Solo nel 1824 si ha la svolta decisiva riguardo alla fisiologia della riproduzione ad opera di Prevost e Jean-Baptiste André Dumas: decisi a eseguire, sulla scia di Spallanzani, una serie di esperimenti senza lasciarsi influenzare dalle diverse correnti di pensiero, esaminarono, fase per fase, ogni possibile particolare per trarre solo sulla base delle loro osservazioni delle oggettive conclusioni. Iniziarono con l'osservare l'apparato riproduttore maschile e verificarono che gli spermatozoi fossero effettivamente prodotti dal testicolo e che fossero degli esseri realmente viventi. Seguirono, inoltre, l'evolversi dell'uovo di rana fecondato fino allo stadio di morula, puntando l'attenzione sulla membrana ovulare e sul muco che la ricopre e ponendosi il problema se questo strato potesse lasciar passare o no molecole di una certa dimensione: immergendo l'uovo nell'inchiostro e successivamente lavandolo, si vide che questo era giunto sino alla membrana ovulare. In più, osservando attentamente l'uovo fecondato al microscopio osservarono che gli spermatozoi erano stati in grado di superare la barriera del muco.

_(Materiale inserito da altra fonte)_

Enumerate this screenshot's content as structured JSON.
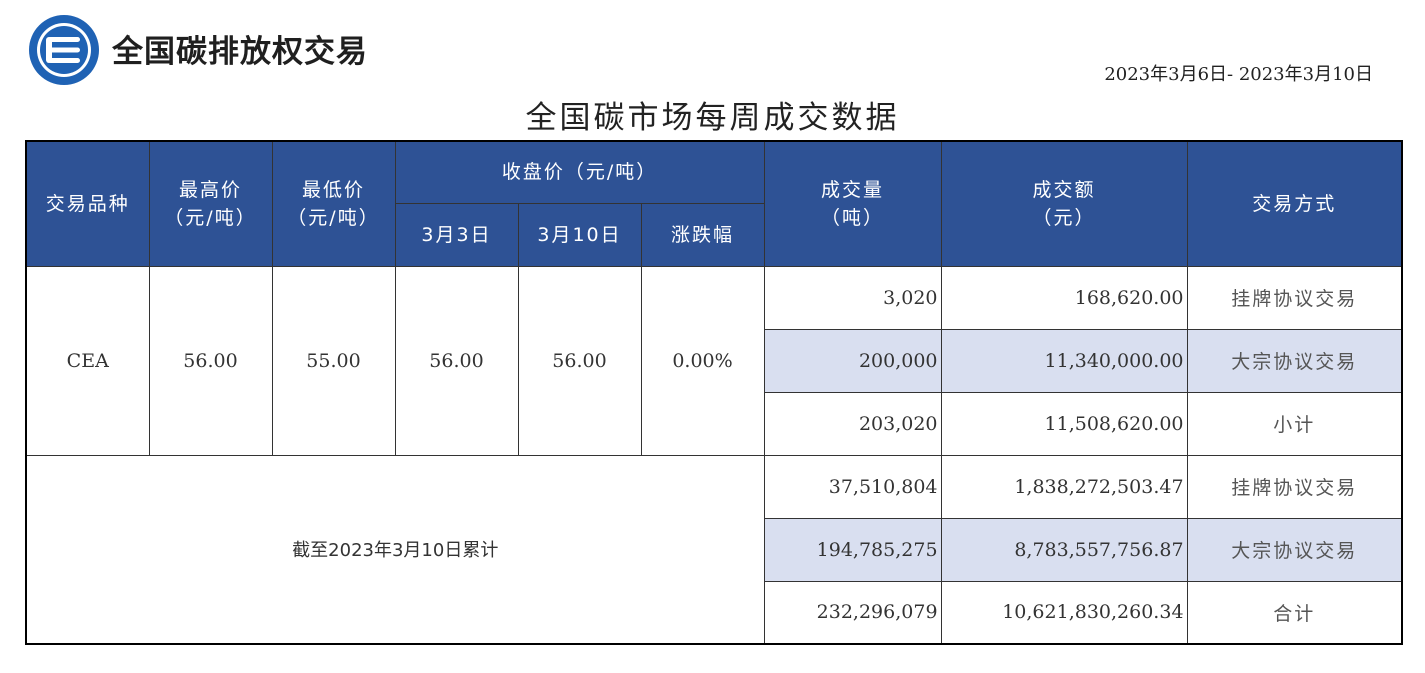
{
  "brand": {
    "name": "全国碳排放权交易",
    "logo_icon": "carbon-exchange-logo-icon",
    "colors": {
      "logo_blue": "#1f62b4",
      "header_blue": "#2e5295",
      "row_shade": "#d9dff0"
    }
  },
  "date_range": "2023年3月6日- 2023年3月10日",
  "title": "全国碳市场每周成交数据",
  "table": {
    "headers": {
      "product": "交易品种",
      "high_price": "最高价",
      "high_price_unit": "（元/吨）",
      "low_price": "最低价",
      "low_price_unit": "（元/吨）",
      "close_price": "收盘价（元/吨）",
      "close_date_1": "3月3日",
      "close_date_2": "3月10日",
      "change": "涨跌幅",
      "volume": "成交量",
      "volume_unit": "（吨）",
      "amount": "成交额",
      "amount_unit": "（元）",
      "method": "交易方式"
    },
    "week": {
      "product": "CEA",
      "high": "56.00",
      "low": "55.00",
      "close_1": "56.00",
      "close_2": "56.00",
      "change": "0.00%",
      "rows": [
        {
          "volume": "3,020",
          "amount": "168,620.00",
          "method": "挂牌协议交易"
        },
        {
          "volume": "200,000",
          "amount": "11,340,000.00",
          "method": "大宗协议交易"
        },
        {
          "volume": "203,020",
          "amount": "11,508,620.00",
          "method": "小计"
        }
      ]
    },
    "cumulative": {
      "label": "截至2023年3月10日累计",
      "rows": [
        {
          "volume": "37,510,804",
          "amount": "1,838,272,503.47",
          "method": "挂牌协议交易"
        },
        {
          "volume": "194,785,275",
          "amount": "8,783,557,756.87",
          "method": "大宗协议交易"
        },
        {
          "volume": "232,296,079",
          "amount": "10,621,830,260.34",
          "method": "合计"
        }
      ]
    }
  }
}
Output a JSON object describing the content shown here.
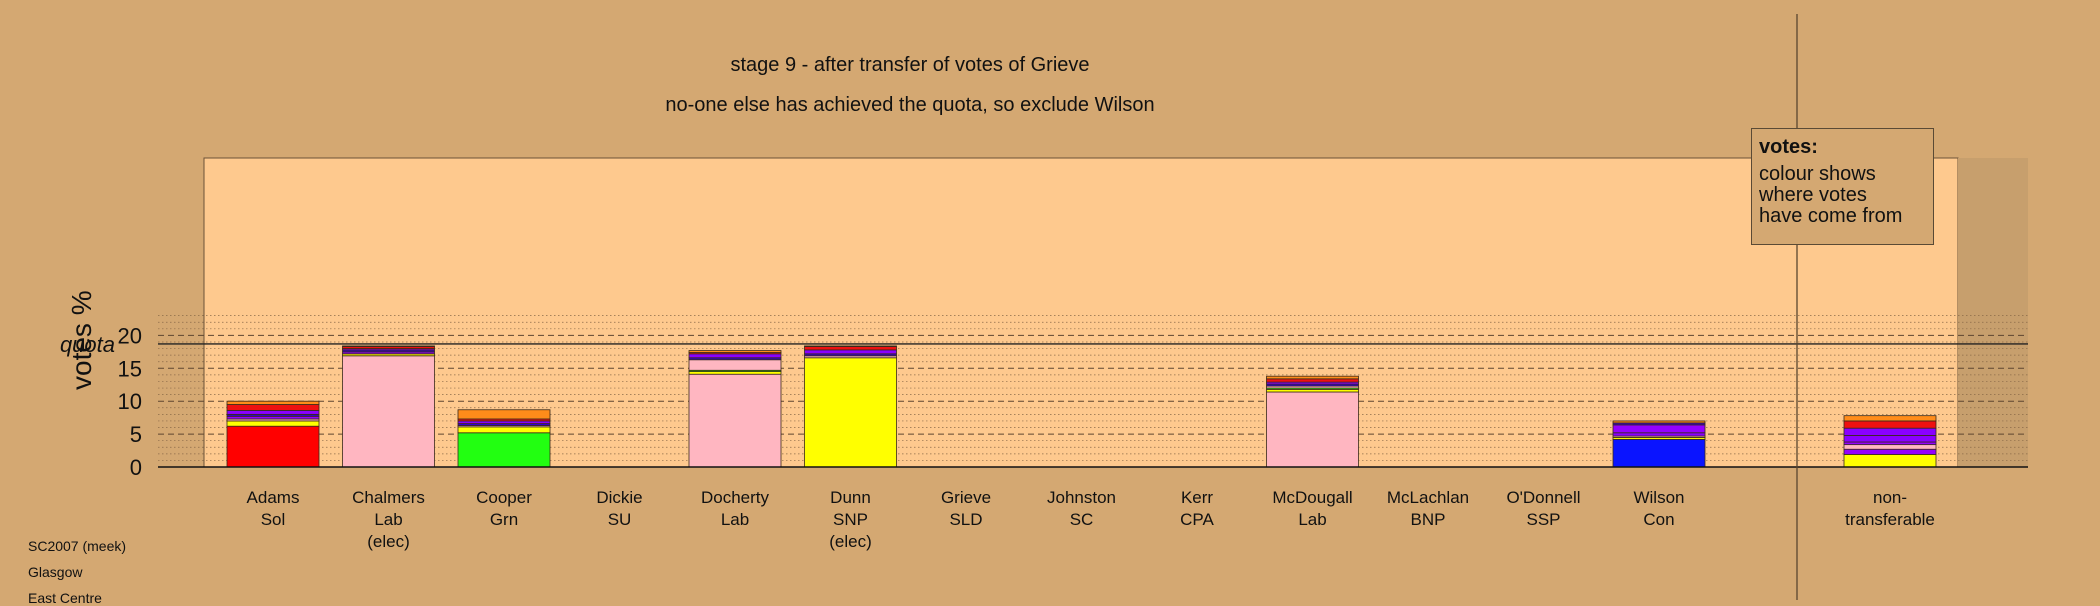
{
  "title": "stage 9 - after transfer of votes of Grieve",
  "subtitle": "no-one else has achieved the quota, so exclude Wilson",
  "legend": {
    "title": "votes:",
    "lines": [
      "colour shows",
      "where votes",
      "have come from"
    ]
  },
  "info": [
    "SC2007 (meek)",
    "Glasgow",
    "East Centre"
  ],
  "chart_data": {
    "type": "bar",
    "stacked": true,
    "ylabel": "votes %",
    "ylim": [
      0,
      23.5
    ],
    "yticks": [
      0,
      5,
      10,
      15,
      20
    ],
    "quota": {
      "label": "quota",
      "value": 18.7
    },
    "grid": true,
    "categories": [
      {
        "name": "Adams",
        "party": "Sol",
        "status": ""
      },
      {
        "name": "Chalmers",
        "party": "Lab",
        "status": "(elec)"
      },
      {
        "name": "Cooper",
        "party": "Grn",
        "status": ""
      },
      {
        "name": "Dickie",
        "party": "SU",
        "status": ""
      },
      {
        "name": "Docherty",
        "party": "Lab",
        "status": ""
      },
      {
        "name": "Dunn",
        "party": "SNP",
        "status": "(elec)"
      },
      {
        "name": "Grieve",
        "party": "SLD",
        "status": ""
      },
      {
        "name": "Johnston",
        "party": "SC",
        "status": ""
      },
      {
        "name": "Kerr",
        "party": "CPA",
        "status": ""
      },
      {
        "name": "McDougall",
        "party": "Lab",
        "status": ""
      },
      {
        "name": "McLachlan",
        "party": "BNP",
        "status": ""
      },
      {
        "name": "O'Donnell",
        "party": "SSP",
        "status": ""
      },
      {
        "name": "Wilson",
        "party": "Con",
        "status": ""
      },
      {
        "name": "non-",
        "party": "transferable",
        "status": ""
      }
    ],
    "slots": [
      0,
      1,
      2,
      3,
      4,
      5,
      6,
      7,
      8,
      9,
      10,
      11,
      12,
      14
    ],
    "stacks": [
      [
        {
          "v": 6.2,
          "c": "#ff0000"
        },
        {
          "v": 0.8,
          "c": "#ffff00"
        },
        {
          "v": 0.3,
          "c": "#ffb6c1"
        },
        {
          "v": 0.4,
          "c": "#9400ff"
        },
        {
          "v": 0.3,
          "c": "#3300cc"
        },
        {
          "v": 0.6,
          "c": "#8a00ff"
        },
        {
          "v": 0.9,
          "c": "#ee1111"
        },
        {
          "v": 0.5,
          "c": "#ff8c1a"
        }
      ],
      [
        {
          "v": 16.9,
          "c": "#ffb6c1"
        },
        {
          "v": 0.3,
          "c": "#ffff00"
        },
        {
          "v": 0.3,
          "c": "#9400ff"
        },
        {
          "v": 0.3,
          "c": "#3300cc"
        },
        {
          "v": 0.2,
          "c": "#8a00ff"
        },
        {
          "v": 0.3,
          "c": "#ee1111"
        },
        {
          "v": 0.1,
          "c": "#ff8c1a"
        }
      ],
      [
        {
          "v": 5.2,
          "c": "#22ff11"
        },
        {
          "v": 0.9,
          "c": "#ffff00"
        },
        {
          "v": 0.2,
          "c": "#ffb6c1"
        },
        {
          "v": 0.3,
          "c": "#3300cc"
        },
        {
          "v": 0.4,
          "c": "#8a00ff"
        },
        {
          "v": 0.3,
          "c": "#ee1111"
        },
        {
          "v": 1.4,
          "c": "#ff8c1a"
        }
      ],
      [],
      [
        {
          "v": 14.1,
          "c": "#ffb6c1"
        },
        {
          "v": 0.4,
          "c": "#ffff00"
        },
        {
          "v": 0.2,
          "c": "#22ff11"
        },
        {
          "v": 1.6,
          "c": "#ffb6c1"
        },
        {
          "v": 0.3,
          "c": "#3300cc"
        },
        {
          "v": 0.6,
          "c": "#8a00ff"
        },
        {
          "v": 0.2,
          "c": "#ee1111"
        },
        {
          "v": 0.3,
          "c": "#ff8c1a"
        }
      ],
      [
        {
          "v": 16.6,
          "c": "#ffff00"
        },
        {
          "v": 0.3,
          "c": "#ffb6c1"
        },
        {
          "v": 0.3,
          "c": "#3300cc"
        },
        {
          "v": 0.6,
          "c": "#8a00ff"
        },
        {
          "v": 0.5,
          "c": "#ee1111"
        },
        {
          "v": 0.1,
          "c": "#ff8c1a"
        }
      ],
      [],
      [],
      [],
      [
        {
          "v": 11.4,
          "c": "#ffb6c1"
        },
        {
          "v": 0.4,
          "c": "#ffff00"
        },
        {
          "v": 0.2,
          "c": "#22ff11"
        },
        {
          "v": 0.3,
          "c": "#ffb6c1"
        },
        {
          "v": 0.3,
          "c": "#3300cc"
        },
        {
          "v": 0.3,
          "c": "#8a00ff"
        },
        {
          "v": 0.5,
          "c": "#ee1111"
        },
        {
          "v": 0.4,
          "c": "#ff8c1a"
        }
      ],
      [],
      [],
      [
        {
          "v": 4.2,
          "c": "#0a14ff"
        },
        {
          "v": 0.3,
          "c": "#ffff00"
        },
        {
          "v": 0.2,
          "c": "#ffb6c1"
        },
        {
          "v": 0.5,
          "c": "#8a00ff"
        },
        {
          "v": 1.2,
          "c": "#9400ff"
        },
        {
          "v": 0.3,
          "c": "#3300cc"
        },
        {
          "v": 0.3,
          "c": "#ff8c1a"
        }
      ],
      [
        {
          "v": 1.9,
          "c": "#ffff00"
        },
        {
          "v": 0.8,
          "c": "#9400ff"
        },
        {
          "v": 0.7,
          "c": "#ffb6c1"
        },
        {
          "v": 0.4,
          "c": "#9400ff"
        },
        {
          "v": 1.0,
          "c": "#8a00ff"
        },
        {
          "v": 1.1,
          "c": "#8a00ff"
        },
        {
          "v": 1.1,
          "c": "#ee1111"
        },
        {
          "v": 0.8,
          "c": "#ff8c1a"
        }
      ]
    ]
  }
}
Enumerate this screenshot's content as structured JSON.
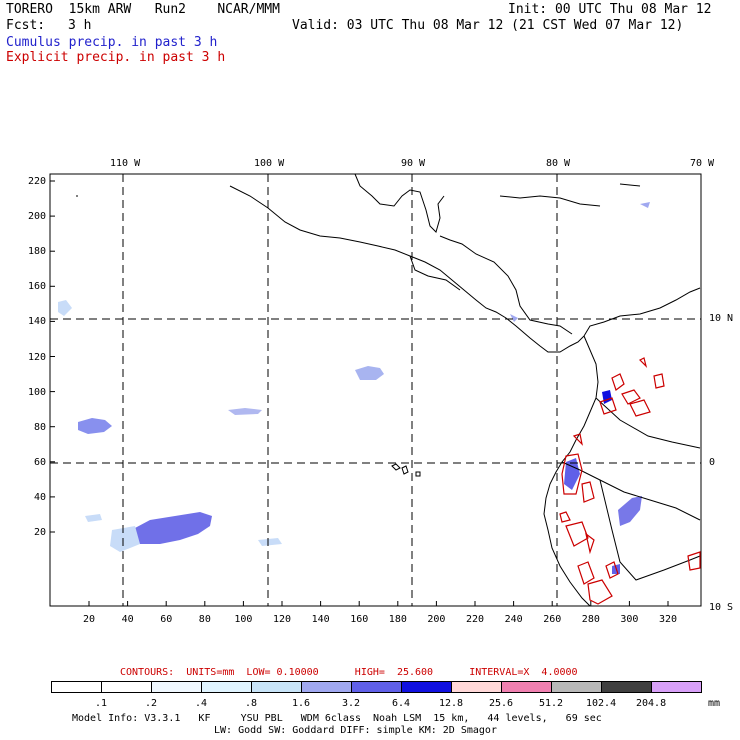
{
  "header": {
    "model_line": "TORERO  15km ARW   Run2    NCAR/MMM",
    "init": "Init: 00 UTC Thu 08 Mar 12",
    "fcst_label": "Fcst:",
    "fcst_value": "3 h",
    "valid": "Valid: 03 UTC Thu 08 Mar 12 (21 CST Wed 07 Mar 12)",
    "field1": "Cumulus precip. in past 3 h",
    "field2": "Explicit precip. in past 3 h"
  },
  "colors": {
    "cumulus": "#2222cc",
    "explicit": "#cc0000",
    "grid": "#000000"
  },
  "top_lon_labels": [
    "110 W",
    "100 W",
    "90 W",
    "80 W",
    "70 W"
  ],
  "right_lat_labels": [
    "10 N",
    "0",
    "10 S"
  ],
  "left_ticks": [
    "220",
    "200",
    "180",
    "160",
    "140",
    "120",
    "100",
    "80",
    "60",
    "40",
    "20"
  ],
  "bottom_ticks": [
    "20",
    "40",
    "60",
    "80",
    "100",
    "120",
    "140",
    "160",
    "180",
    "200",
    "220",
    "240",
    "260",
    "280",
    "300",
    "320"
  ],
  "contour_info": "CONTOURS:  UNITS=mm  LOW= 0.10000      HIGH=  25.600      INTERVAL=X  4.0000",
  "colorbar": {
    "labels": [
      ".1",
      ".2",
      ".4",
      ".8",
      "1.6",
      "3.2",
      "6.4",
      "12.8",
      "25.6",
      "51.2",
      "102.4",
      "204.8"
    ],
    "unit": "mm",
    "colors": [
      "#ffffff",
      "#ffffff",
      "#f0f8ff",
      "#e0f4ff",
      "#c8e4f8",
      "#a0a8f0",
      "#6060e8",
      "#1010e0",
      "#ffd8d8",
      "#f080b0",
      "#b8b8b8",
      "#404040",
      "#d8a0f8"
    ]
  },
  "footer": {
    "line1": "Model Info: V3.3.1   KF     YSU PBL   WDM 6class  Noah LSM  15 km,   44 levels,   69 sec",
    "line2": "LW: Godd SW: Goddard DIFF: simple KM: 2D Smagor"
  }
}
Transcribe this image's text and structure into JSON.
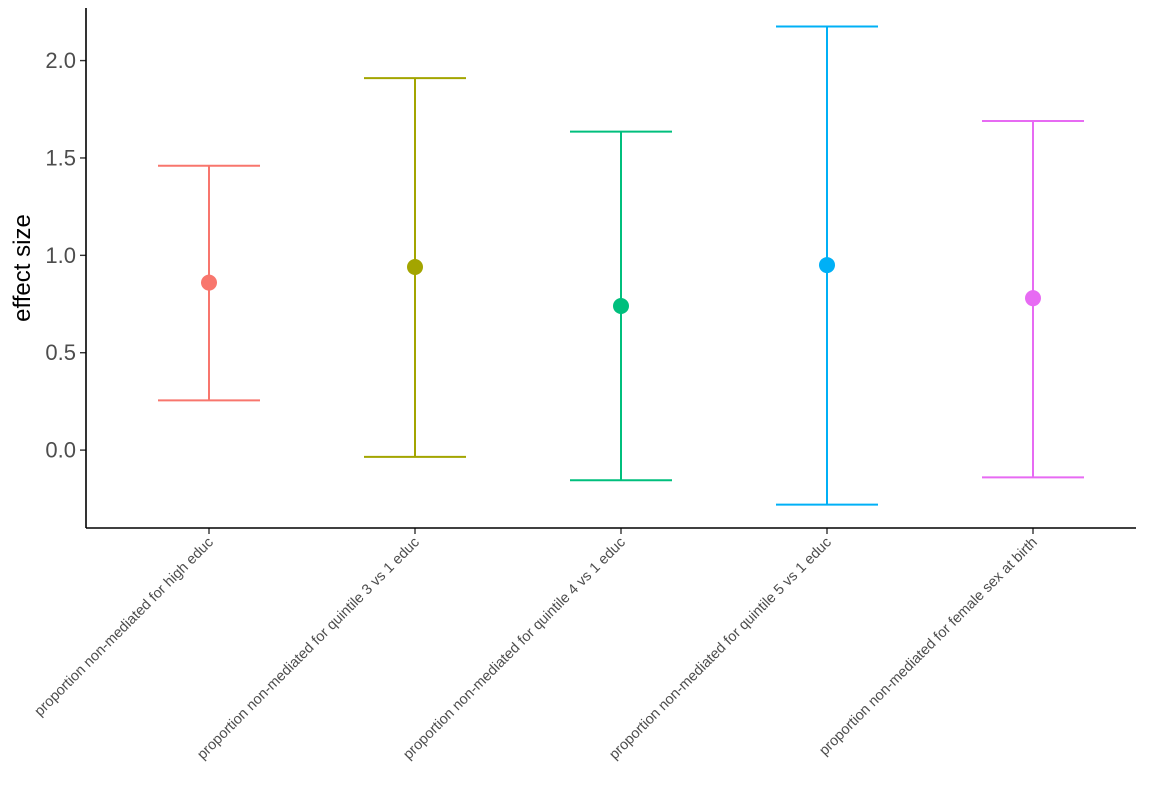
{
  "chart_data": {
    "type": "errorbar",
    "title": "",
    "xlabel": "",
    "ylabel": "effect size",
    "ylim": [
      -0.4,
      2.27
    ],
    "yticks": [
      0.0,
      0.5,
      1.0,
      1.5,
      2.0
    ],
    "ytick_labels": [
      "0.0",
      "0.5",
      "1.0",
      "1.5",
      "2.0"
    ],
    "grid": false,
    "legend": "none",
    "categories": [
      "proportion non-mediated for high educ",
      "proportion non-mediated for quintile 3 vs 1 educ",
      "proportion non-mediated for quintile 4 vs 1 educ",
      "proportion non-mediated for quintile 5 vs 1 educ",
      "proportion non-mediated for female sex at birth"
    ],
    "values": [
      0.86,
      0.94,
      0.74,
      0.95,
      0.78
    ],
    "lower": [
      0.255,
      -0.035,
      -0.155,
      -0.28,
      -0.14
    ],
    "upper": [
      1.46,
      1.91,
      1.635,
      2.175,
      1.69
    ],
    "colors": [
      "#F8766D",
      "#A3A500",
      "#00BF7D",
      "#00B0F6",
      "#E76BF3"
    ]
  }
}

Per i cosiddetti vermicelli sembrava giunto quasi il momento di veder loro riconosciuto un ruolo rilevante nella fecondazione, ma i due studiosi li sottoposero ancora ad altri esperimenti: ripercorrendo a grandi linee quelli dello Spallanzani, uccisero tutti gli spermatozoi, presenti in una certa quantità di sperma prelevato, mediante delle scosse elettriche e le uova sottoposte a questo liquido rimasero sterili. Inoltre, in una seconda esperienza, filtrando anche loro il fluido, con cura di non lasciar dentro nessun vermicello, sottoposero altre uova al nuovo liquido non attenendo alcuna fecondazione.
Stabilito, quindi, che la vita del feto dipende unicamente all'incontro dell'uovo con lo spermatozoo, c'era ancora da definire dove questi si incontrino. Anche per rispondere a questo secondo quesito, gli esperimenti eseguiti dai due studiosi furono veramente tanti e portarono alla conclusione che la fecondazione avviene in un secondo momento rispetto all'unione. Inoltre, ispezionate numerose coniglie, furono in grado di stabilire che questo incontro avviene nelle tube o nell'utero, mentre gli spermatozoi non sono in grado di giungere nelle ovaie. Rimaneva ormai un solo interrogativo: dove si trovasse l'uovo della donna. Riuscirono ad ispezionare una donna morta durante la prima settimana di gravidanza e ritrovarono effettivamente la blastocisti in una delle tube e grazie all'esame di questa individuarono la posizione dell'uovo all'interno del follicolo.